There is another take on the Omphalos hypothesis that may however resonate better with today’s understanding of the universe. It also accommodates to the Anthropic principle mentioned above. The question is how to account for the vastness of the universe with its billions of galaxies and untold trillions of stars the majority of which also have planetary systems like our own solar system. If the universe extends over a time of 13.8 billion light years, how can we maintain our centrality to creation that the Abrahamic religions (Judaism, Christianity and Islam) require? Either the universe is replete with untold numbers of life bearing worlds some of which have obtained intelligent species with advanced technologies such as our own or we are alone in the vastness of space and time. The proponents of extraterrestrial intelligence take the first tact. It would be totally presumptuous on our part to suppose that we are central to the universe and somehow special in the eyes of God. God in this perspective either does not exist or is the ineffable first cause of the Deists who set it all in motion and than retired. But why the vastness of space and time? Why the billions upon billions of galaxies seen in the deep Hubble space field with their hundreds of billions of stars apiece? It all seems so superfluous if we are somehow central to God’s creation.

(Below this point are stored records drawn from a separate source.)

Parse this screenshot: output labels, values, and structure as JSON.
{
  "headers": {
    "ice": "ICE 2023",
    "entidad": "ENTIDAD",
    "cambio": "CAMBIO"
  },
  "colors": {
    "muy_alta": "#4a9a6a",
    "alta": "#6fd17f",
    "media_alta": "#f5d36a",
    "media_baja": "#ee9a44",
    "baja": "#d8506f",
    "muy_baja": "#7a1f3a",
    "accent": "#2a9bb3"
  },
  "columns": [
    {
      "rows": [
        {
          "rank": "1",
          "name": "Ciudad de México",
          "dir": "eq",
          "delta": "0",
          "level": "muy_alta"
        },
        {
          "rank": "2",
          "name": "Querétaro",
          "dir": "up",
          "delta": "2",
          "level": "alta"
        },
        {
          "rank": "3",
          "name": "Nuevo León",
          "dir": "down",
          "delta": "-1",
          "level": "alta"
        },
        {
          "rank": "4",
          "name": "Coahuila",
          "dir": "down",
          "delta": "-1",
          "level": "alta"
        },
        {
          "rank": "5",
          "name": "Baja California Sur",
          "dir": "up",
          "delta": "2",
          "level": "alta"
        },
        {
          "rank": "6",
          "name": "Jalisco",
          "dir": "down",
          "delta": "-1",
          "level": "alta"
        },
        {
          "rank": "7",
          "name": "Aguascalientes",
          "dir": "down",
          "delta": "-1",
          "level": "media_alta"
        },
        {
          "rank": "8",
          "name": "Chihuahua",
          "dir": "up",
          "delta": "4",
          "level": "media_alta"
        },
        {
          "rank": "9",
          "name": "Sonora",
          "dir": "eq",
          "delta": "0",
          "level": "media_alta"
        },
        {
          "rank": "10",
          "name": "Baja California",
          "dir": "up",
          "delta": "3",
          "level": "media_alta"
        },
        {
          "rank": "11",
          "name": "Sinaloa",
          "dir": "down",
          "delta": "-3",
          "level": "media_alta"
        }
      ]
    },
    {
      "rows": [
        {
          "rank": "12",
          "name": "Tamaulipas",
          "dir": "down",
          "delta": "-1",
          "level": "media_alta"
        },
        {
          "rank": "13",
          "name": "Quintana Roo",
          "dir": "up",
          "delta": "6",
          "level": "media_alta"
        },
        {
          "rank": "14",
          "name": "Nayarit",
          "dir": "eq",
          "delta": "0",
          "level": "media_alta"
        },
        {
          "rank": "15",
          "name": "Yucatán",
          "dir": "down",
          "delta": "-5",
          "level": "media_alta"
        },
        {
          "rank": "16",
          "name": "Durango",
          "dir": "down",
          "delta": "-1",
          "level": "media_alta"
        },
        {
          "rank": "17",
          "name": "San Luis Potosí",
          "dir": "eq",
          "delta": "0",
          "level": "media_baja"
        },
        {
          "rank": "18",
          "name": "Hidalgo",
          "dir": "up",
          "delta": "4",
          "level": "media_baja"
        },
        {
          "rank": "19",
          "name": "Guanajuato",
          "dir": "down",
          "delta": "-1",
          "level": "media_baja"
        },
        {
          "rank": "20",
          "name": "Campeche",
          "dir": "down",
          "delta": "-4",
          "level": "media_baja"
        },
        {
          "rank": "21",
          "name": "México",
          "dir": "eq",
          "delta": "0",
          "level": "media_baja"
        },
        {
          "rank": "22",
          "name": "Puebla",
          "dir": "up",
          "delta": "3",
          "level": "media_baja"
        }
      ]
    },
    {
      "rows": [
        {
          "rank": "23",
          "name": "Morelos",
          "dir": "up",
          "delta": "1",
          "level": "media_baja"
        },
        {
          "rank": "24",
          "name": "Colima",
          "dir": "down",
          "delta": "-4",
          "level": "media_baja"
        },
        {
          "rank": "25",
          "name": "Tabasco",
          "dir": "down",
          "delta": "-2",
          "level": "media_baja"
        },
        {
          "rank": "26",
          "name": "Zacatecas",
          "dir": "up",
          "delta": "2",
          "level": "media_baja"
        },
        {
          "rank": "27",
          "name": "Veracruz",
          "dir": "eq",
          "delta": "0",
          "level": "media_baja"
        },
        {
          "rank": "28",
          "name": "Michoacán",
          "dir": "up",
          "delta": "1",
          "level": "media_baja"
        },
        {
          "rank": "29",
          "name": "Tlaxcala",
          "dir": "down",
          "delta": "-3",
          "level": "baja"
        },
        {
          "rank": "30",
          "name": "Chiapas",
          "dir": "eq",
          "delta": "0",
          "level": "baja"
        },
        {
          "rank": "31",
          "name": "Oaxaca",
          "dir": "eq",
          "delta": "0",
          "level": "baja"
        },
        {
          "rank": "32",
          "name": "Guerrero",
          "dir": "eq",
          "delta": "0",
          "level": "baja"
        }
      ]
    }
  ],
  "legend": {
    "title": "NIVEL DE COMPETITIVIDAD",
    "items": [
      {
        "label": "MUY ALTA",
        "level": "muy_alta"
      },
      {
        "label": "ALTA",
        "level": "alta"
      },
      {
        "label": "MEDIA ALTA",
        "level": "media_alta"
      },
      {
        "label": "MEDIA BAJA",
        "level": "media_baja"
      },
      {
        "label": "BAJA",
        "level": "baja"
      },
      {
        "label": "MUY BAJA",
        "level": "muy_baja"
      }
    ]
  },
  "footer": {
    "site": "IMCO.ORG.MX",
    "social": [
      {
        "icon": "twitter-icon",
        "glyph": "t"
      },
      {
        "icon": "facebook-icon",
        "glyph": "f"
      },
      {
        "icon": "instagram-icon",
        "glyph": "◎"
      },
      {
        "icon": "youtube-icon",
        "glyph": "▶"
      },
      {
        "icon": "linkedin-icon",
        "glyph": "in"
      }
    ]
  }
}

Here is where a reverse Omphalos hypothesis may come into play. Start with a desire to create a species such as our own, which is made in the image of God. In order to do so it must function biologically and be part of a intricate ecosystem. This would necessitate creating the complex world that we are apart of. But in order to do that there must be preconditions. The conditions must be laid to set in motion the events that would allow for the natural occurrence of our species in a larger biological context. Applying this principle backwards in time it can be imagined that the vastness of space and time and the evolutionary processes that were initiated with the big bang (i.e. creation) were the prerequisites for human life to eventually occur. Hence God set in motion the universe and its natural laws that we are still discovering as necessary preconditions for our existence to eventually unfold. The vastness of the universe, its unfathomable dimensions in time and space are of little consequence to a God who is outside of time and space. The uniqueness of humankind within this vastness thus becomes understandable, the universe must be as it is for us to exist as we are. Rather than being one of innumerable sentient beings scattered about the universe, we are its sole intelligent inhabitants. We could not exist otherwise. So revel in the knowledge that we are the sole intelligence in the universe and the universe was created as such for us to exist in and contemplate.
I don’t believe it for a second but it’s an interesting thought experiment.